M45 (The Pleiades) – In the list of stars above you’ve seen a lot of references to the Pleiades. While the awesome starfield is nearby, it’s actually in the constellation of Taurus, not Perseus.
To find it, draw an imaginary line from Ada Australis to Zeta Perseus (~8°), then extend this line another 8° to M45. This is one of the most pleasing views in the night sky and easy to see with the naked eye.
Melotte 20 (Alpha Persei Association) – Locate Mirfak. The cluster of stars surrounding it is known as Melotte 20. It does not have the formal designation of ‘open cluster’ but that is what it looks like for us on the ground.
The group contains over 100 stars in a 3° circle and is a rich area of star formation.
Objects To See Within Perseus
Perseus contains two Messier objects and many other deep sky objects available to smaller telescopes.
M34 (NGC 1039) – This open cluster has a magnitude of 5.19 and an apparent size of 35.0 arcminutes. It’s 1,400 light-years away and is at right ascension 2h 43m 24s and declination +42° 50’ 10”.
M76 (NGC 650 & NGC 651, Little Dumbbell Nebula) – This planetary nebula has a magnitude of 10.10 and an apparent size of 2.7 x 1.8 arcminutes. It’s between 1700 and 15000 light-years away and is at right ascension 01h 43m 39s and declination +51° 40’ 15”.
Use our detailed guide to finding M76 to see it for yourself.
Melotte 20 (Alpha Persei Association) – This group of related stars has a magnitude of 2.29 and an apparent size of 300 arcminutes. It’s 600 million light-years away and is at right ascension 3h 25m 47s and declination +49° 55’ 17” (see more detail in the section above).
NGC 869 & NGC 884 (Double Cluster)– This is a pair of open star clusters. NGC 869 has a magnitude of 5.30 and an apparent size of 18.0 arcminutes. It’s 6,800 light-years away and is at right ascension 2h 20m 27s and declination +57° 12’ 36”.
NGC 884 has a magnitude of 6.09 and an apparent size of 18.0 arcminutes. It’s 9,600 light-years away and is at right ascension 2h 23m 50s and declination +57° 12’ 32”.
NGC 1499 (California Nebula) – This massive but faint nebula has a magnitude of 5.00 and an apparent size of 145.0 x 40.0 arcminutes. It’s 1,800 light-years away and is at right ascension 4h 2m 2s and declination +36° 40’ 23”.

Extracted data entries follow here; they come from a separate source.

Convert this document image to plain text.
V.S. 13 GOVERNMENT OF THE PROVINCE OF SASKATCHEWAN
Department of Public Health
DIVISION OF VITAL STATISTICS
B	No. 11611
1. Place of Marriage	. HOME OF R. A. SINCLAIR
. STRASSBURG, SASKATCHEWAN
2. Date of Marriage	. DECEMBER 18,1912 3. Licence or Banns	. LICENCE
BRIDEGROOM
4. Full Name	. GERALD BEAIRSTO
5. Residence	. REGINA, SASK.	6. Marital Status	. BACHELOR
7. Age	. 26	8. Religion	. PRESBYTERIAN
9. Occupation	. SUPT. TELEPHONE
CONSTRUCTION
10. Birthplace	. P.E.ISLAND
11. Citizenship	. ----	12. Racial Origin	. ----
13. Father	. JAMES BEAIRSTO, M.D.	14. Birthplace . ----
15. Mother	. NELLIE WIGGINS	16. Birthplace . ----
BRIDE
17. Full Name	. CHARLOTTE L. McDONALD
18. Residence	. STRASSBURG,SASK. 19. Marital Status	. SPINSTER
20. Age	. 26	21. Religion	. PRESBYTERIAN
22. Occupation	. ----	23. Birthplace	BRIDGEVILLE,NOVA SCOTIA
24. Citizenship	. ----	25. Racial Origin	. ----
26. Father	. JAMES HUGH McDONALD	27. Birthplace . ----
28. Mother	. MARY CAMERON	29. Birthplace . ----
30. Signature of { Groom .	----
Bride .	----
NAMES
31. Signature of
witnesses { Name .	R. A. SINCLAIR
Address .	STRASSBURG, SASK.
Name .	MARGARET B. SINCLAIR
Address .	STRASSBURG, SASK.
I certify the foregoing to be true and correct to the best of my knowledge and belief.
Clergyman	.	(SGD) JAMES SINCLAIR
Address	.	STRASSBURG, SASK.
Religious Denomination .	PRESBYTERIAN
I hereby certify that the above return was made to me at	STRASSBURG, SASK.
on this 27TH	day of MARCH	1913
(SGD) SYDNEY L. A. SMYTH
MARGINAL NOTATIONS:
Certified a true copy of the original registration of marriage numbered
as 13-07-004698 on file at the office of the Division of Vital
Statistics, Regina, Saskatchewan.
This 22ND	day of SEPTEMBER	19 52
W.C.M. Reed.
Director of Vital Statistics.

NGC 1333 – This bright nebula has a magnitude of 10.0 and an apparent size of 9.0 x 7.0 arcminutes. It’s 1,000 light-years away and is at right ascension 3h 30m 33s and declination +31° 29’ 10”.
NGC 1275 (Perseus A) – This spiral galaxy has a magnitude of 11.85 and an apparent size of 2.2 x 1.4 arcminutes. It’s 235 million light-years away and is at right ascension 3h 21m 9s and declination +41° 35’ 4”.
Abell 426 (Perseus Cluster) – This cluster of galaxies is one of the most massive objects in the known universe. It’s 240 million light-years away and is at right ascension 3h 18m 36s and declination +41° 30’ 54”.
NGC 1275 (above) is near the center of this cluster.
Perseus is an easy to find constellation with many notable stars and deep sky objects. Hop over from Cassiopeia to enjoy the wonders of this constellation.